- Paradigm: pure functional
- Family: Lisp
- Designed by: Peter Henderson
- First appeared: 1980; 46 years ago
- Scope: lexical
- Implementation language: ALGOL

Influenced by
- ALGOL, Lisp

= Lispkit Lisp =

Lispkit Lisp is a lexically scoped, purely functional subset of Lisp (Pure Lisp) developed as a testbed for functional programming concepts. It was first used for early experimentation with lazy evaluation.

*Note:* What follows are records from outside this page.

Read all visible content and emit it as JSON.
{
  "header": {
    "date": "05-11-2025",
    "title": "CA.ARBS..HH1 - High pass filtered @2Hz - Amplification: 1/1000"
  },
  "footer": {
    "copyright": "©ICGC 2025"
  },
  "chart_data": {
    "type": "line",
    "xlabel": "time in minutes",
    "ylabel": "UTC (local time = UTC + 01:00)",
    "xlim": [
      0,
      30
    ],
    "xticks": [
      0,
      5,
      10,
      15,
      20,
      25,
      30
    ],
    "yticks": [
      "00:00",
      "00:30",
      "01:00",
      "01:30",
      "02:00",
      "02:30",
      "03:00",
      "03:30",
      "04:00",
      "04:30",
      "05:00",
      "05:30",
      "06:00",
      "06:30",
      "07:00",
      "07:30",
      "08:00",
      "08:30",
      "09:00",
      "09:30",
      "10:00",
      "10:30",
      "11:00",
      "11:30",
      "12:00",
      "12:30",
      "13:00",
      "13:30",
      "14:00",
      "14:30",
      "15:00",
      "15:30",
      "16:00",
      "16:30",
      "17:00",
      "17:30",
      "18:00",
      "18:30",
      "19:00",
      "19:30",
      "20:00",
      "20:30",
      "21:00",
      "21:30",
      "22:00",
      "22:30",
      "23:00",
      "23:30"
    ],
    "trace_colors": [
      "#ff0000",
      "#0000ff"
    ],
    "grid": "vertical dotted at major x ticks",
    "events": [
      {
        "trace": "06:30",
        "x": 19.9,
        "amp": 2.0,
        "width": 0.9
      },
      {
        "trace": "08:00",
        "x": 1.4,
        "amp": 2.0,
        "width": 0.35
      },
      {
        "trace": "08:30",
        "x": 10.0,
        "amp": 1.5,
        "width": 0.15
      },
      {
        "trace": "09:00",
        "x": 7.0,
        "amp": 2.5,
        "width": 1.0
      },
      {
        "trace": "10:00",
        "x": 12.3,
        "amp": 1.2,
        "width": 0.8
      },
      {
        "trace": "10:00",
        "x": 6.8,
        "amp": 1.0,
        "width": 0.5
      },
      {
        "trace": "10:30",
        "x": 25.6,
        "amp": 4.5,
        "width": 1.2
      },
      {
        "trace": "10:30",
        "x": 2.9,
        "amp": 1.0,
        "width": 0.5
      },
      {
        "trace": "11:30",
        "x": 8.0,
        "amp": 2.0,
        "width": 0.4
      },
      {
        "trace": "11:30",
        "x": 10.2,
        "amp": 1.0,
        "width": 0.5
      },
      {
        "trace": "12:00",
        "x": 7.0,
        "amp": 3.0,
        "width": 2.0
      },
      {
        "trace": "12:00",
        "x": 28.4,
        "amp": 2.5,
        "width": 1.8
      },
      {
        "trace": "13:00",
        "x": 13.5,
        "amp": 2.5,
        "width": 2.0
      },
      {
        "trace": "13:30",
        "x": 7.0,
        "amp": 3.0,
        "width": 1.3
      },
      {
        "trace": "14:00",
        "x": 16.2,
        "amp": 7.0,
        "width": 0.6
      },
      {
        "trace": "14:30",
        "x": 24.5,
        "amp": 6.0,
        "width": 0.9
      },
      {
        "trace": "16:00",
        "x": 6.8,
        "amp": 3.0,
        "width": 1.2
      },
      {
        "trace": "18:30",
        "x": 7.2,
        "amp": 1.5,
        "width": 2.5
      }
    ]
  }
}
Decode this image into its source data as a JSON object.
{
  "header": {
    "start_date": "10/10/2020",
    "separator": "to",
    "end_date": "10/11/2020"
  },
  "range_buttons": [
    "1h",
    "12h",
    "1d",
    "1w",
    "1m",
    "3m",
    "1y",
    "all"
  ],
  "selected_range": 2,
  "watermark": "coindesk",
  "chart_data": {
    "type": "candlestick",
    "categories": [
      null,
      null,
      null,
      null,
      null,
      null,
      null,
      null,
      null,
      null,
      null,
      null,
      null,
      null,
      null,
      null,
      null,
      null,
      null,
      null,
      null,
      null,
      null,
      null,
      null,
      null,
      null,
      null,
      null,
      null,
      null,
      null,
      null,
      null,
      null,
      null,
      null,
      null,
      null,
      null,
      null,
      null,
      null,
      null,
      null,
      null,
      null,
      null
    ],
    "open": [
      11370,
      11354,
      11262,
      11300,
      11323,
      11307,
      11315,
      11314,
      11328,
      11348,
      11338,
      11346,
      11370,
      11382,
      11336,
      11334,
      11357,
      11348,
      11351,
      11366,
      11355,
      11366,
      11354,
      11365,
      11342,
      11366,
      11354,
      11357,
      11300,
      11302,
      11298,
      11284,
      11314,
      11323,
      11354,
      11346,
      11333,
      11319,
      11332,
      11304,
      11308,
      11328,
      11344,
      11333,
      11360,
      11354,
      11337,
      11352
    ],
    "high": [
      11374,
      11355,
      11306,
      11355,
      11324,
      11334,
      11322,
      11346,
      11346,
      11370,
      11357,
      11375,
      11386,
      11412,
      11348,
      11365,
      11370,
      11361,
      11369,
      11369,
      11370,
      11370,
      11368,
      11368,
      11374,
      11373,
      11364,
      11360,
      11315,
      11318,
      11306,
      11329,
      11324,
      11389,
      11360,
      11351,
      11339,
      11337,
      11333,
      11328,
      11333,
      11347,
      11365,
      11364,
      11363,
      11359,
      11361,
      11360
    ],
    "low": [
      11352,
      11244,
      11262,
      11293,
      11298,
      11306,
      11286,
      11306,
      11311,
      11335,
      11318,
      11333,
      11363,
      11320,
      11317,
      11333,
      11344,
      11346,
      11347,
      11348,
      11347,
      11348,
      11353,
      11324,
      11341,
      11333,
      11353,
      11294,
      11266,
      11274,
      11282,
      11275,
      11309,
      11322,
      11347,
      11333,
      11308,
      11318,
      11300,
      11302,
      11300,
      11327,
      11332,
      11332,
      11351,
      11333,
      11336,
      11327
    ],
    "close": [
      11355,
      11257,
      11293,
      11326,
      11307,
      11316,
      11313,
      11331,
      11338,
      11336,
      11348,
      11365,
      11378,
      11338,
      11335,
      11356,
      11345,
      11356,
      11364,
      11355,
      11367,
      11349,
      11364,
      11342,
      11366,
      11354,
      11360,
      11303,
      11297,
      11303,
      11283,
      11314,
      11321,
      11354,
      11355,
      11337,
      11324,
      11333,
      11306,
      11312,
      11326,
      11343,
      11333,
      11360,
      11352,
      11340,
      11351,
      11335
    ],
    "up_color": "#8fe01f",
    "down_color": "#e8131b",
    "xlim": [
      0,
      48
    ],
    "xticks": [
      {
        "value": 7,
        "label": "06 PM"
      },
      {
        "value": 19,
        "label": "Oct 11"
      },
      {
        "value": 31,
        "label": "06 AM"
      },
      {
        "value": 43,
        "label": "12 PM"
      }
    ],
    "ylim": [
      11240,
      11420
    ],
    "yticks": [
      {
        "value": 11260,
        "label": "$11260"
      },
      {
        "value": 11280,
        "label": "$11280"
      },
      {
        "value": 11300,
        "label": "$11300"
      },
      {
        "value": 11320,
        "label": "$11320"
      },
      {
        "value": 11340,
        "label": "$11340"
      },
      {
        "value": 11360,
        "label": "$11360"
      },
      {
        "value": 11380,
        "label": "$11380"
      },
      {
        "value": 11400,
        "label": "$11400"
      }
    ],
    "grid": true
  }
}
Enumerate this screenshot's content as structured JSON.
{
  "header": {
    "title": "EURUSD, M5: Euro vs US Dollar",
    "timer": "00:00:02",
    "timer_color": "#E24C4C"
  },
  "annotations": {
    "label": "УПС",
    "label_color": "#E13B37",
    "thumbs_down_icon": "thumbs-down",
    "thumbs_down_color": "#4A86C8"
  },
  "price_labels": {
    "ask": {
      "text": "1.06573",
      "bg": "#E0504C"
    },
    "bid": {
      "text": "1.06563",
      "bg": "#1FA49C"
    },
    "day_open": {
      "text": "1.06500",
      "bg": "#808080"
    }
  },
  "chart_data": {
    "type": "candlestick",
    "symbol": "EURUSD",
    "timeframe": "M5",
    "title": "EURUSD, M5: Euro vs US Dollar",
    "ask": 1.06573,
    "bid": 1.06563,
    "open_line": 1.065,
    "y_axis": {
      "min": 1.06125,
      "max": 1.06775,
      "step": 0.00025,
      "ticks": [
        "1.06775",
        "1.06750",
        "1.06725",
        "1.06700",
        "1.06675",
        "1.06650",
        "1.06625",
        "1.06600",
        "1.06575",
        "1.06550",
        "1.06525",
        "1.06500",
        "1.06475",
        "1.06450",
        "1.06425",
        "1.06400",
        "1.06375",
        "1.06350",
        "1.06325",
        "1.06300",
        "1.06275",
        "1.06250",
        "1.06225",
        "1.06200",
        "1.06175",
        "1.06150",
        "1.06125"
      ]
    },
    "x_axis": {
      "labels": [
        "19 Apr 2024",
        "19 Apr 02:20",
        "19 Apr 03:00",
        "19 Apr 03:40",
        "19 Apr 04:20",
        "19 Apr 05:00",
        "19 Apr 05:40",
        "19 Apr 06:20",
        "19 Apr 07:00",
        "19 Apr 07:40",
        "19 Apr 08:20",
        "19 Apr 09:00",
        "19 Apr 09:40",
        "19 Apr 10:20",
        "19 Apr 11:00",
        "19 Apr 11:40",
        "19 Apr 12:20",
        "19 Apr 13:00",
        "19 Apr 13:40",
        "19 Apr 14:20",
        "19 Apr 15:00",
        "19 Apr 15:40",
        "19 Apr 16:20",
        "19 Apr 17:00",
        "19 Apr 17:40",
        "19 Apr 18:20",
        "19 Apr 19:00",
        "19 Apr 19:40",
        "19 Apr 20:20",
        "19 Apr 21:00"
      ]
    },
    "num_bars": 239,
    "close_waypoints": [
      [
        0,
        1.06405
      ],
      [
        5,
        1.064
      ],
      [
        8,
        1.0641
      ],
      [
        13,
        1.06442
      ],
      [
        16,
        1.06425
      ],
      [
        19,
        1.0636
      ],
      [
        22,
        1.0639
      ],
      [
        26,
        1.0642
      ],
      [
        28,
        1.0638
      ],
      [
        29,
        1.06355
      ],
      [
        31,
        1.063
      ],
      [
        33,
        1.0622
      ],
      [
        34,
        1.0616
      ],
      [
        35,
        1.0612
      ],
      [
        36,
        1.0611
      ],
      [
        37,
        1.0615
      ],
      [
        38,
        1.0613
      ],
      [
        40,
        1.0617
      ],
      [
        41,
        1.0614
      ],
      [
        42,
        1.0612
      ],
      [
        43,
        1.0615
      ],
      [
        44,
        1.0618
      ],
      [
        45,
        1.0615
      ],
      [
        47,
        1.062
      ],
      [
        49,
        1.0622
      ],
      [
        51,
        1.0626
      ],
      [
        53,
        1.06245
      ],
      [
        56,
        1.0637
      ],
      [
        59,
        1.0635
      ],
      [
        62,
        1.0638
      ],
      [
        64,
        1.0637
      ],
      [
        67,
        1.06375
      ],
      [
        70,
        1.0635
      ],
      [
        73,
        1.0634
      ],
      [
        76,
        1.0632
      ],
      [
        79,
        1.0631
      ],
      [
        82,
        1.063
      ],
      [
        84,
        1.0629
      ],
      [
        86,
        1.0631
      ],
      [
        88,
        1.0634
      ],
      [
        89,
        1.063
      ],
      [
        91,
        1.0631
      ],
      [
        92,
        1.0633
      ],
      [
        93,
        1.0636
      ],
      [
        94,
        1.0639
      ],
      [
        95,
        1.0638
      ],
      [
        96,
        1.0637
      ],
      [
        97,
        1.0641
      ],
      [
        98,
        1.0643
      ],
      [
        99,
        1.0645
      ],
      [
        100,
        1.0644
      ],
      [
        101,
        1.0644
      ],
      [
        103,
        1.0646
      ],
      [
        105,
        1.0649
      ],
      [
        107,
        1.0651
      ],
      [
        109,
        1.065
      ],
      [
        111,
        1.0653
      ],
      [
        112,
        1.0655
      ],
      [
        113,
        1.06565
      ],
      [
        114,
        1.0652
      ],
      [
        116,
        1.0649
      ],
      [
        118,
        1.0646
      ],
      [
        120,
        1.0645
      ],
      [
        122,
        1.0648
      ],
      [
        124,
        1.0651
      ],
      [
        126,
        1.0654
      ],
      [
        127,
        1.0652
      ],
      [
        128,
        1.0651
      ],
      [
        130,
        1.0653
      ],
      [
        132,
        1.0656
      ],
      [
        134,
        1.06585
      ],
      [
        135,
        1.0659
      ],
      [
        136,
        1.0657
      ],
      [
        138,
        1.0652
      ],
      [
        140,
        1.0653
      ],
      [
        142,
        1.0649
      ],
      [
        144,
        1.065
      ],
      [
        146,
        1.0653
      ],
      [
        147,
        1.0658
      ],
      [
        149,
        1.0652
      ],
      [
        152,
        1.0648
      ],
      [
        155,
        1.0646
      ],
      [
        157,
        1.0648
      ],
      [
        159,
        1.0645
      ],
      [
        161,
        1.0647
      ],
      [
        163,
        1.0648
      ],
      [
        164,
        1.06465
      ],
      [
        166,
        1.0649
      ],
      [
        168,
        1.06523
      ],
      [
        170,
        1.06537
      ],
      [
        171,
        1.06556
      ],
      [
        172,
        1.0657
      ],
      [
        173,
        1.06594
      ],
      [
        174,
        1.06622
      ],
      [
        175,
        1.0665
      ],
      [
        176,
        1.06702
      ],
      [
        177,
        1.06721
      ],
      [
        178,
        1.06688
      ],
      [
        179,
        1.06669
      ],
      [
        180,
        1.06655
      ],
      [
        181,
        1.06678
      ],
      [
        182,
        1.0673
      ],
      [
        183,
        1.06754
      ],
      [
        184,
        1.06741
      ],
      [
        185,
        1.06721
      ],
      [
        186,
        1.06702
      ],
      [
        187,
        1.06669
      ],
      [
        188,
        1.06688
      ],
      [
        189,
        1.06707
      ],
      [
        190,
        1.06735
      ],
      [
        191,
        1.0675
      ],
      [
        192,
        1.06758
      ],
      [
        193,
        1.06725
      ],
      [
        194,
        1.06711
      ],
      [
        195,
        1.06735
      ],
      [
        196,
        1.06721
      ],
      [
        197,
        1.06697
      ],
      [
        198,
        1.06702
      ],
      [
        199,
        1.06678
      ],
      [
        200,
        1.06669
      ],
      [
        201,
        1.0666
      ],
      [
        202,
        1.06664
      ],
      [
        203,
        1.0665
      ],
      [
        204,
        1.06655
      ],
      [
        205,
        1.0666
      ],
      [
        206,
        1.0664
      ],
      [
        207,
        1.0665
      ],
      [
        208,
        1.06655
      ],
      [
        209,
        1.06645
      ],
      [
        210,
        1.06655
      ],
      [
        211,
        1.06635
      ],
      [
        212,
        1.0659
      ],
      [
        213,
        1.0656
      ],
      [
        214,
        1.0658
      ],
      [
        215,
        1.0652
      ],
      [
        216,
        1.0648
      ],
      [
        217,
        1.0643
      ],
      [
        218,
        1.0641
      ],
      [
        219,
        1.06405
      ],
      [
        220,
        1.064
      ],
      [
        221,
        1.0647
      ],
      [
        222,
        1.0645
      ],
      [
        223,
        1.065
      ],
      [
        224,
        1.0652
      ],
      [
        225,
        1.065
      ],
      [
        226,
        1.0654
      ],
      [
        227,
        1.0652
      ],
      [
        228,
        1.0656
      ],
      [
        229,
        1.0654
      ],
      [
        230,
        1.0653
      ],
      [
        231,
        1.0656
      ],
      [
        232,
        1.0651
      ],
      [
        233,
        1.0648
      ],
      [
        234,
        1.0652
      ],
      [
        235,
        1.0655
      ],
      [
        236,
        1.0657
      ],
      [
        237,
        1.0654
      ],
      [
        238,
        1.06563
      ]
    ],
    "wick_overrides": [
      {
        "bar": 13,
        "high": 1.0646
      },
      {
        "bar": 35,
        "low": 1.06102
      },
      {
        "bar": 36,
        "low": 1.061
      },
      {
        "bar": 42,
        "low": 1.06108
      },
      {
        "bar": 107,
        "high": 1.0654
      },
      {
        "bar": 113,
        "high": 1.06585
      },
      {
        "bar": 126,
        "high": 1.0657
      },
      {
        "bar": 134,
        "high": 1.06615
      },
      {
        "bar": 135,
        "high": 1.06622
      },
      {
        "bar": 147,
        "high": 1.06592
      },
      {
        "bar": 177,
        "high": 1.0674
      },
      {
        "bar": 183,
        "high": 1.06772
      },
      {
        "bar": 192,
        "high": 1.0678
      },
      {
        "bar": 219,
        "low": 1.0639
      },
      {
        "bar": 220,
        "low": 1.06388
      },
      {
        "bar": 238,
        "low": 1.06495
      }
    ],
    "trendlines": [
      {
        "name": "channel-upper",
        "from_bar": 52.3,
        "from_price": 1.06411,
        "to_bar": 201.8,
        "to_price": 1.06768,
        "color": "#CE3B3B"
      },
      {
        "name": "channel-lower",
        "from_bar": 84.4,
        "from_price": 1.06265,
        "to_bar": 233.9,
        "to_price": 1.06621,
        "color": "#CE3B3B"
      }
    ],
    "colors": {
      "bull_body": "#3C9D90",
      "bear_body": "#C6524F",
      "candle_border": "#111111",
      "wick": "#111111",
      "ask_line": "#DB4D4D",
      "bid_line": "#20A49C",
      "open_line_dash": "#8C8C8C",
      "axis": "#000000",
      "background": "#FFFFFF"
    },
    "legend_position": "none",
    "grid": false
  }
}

An implementation based on a stack, environment, control, dump virtual machine and abstract machine (SECD machine) written in an ALGOL variant was published by the developer Peter Henderson in 1980. The compiler and virtual machine are highly portable and as a result have been implemented on many machines.

== Base language ==
The base language provides the following functions only but extensions are discussed in Henderson's book for the explicit support of lazy evaluation and nondeterministic programming.
atom – given an expression returns True if its value is atomic; False if not
add – given two expressions returns the sum of their numeric values
car – given an expression whose value is a pair, returns the pair's first value
cdr – given an expression whose value is a pair, returns the pair's second value
cons – given two expressions returns a value pair consisting of their values
div – given two expressions returns the quotient of their numeric values
eq – given two expressions returns True if their values are equal; False if not
if – given three expressions returns the value of the second if the value of the first is True, otherwise returns the value of the third
lambda – given an argument list and an expression, returns them as a function
let – given an expression with declarations (as named expressions visible in the expression) returns its value
letrec – like let, except the declared names are also visible in the declarations themselves
leq – given two expressions, returns True if the value of the first is numerically less than or equal to the value of the second; False if not
mod (or rem) – given two expressions, returns the modulus (also known as the remainder) of their numeric values
mul – given two expressions, returns the product of their numeric values
quote – given an expression, returns that expression as a value
sub – given two expressions, returns the difference of their numeric values

The functions, lambda, let, and letrec, are similar but have subtle differences in the way that they treat named variables which make them useful in different ways: lambda defines and returns a function, let binds expressions to variable names, and letrec is essentially similar to let except it allows defining of recursive functions and values, e.g., infinite series.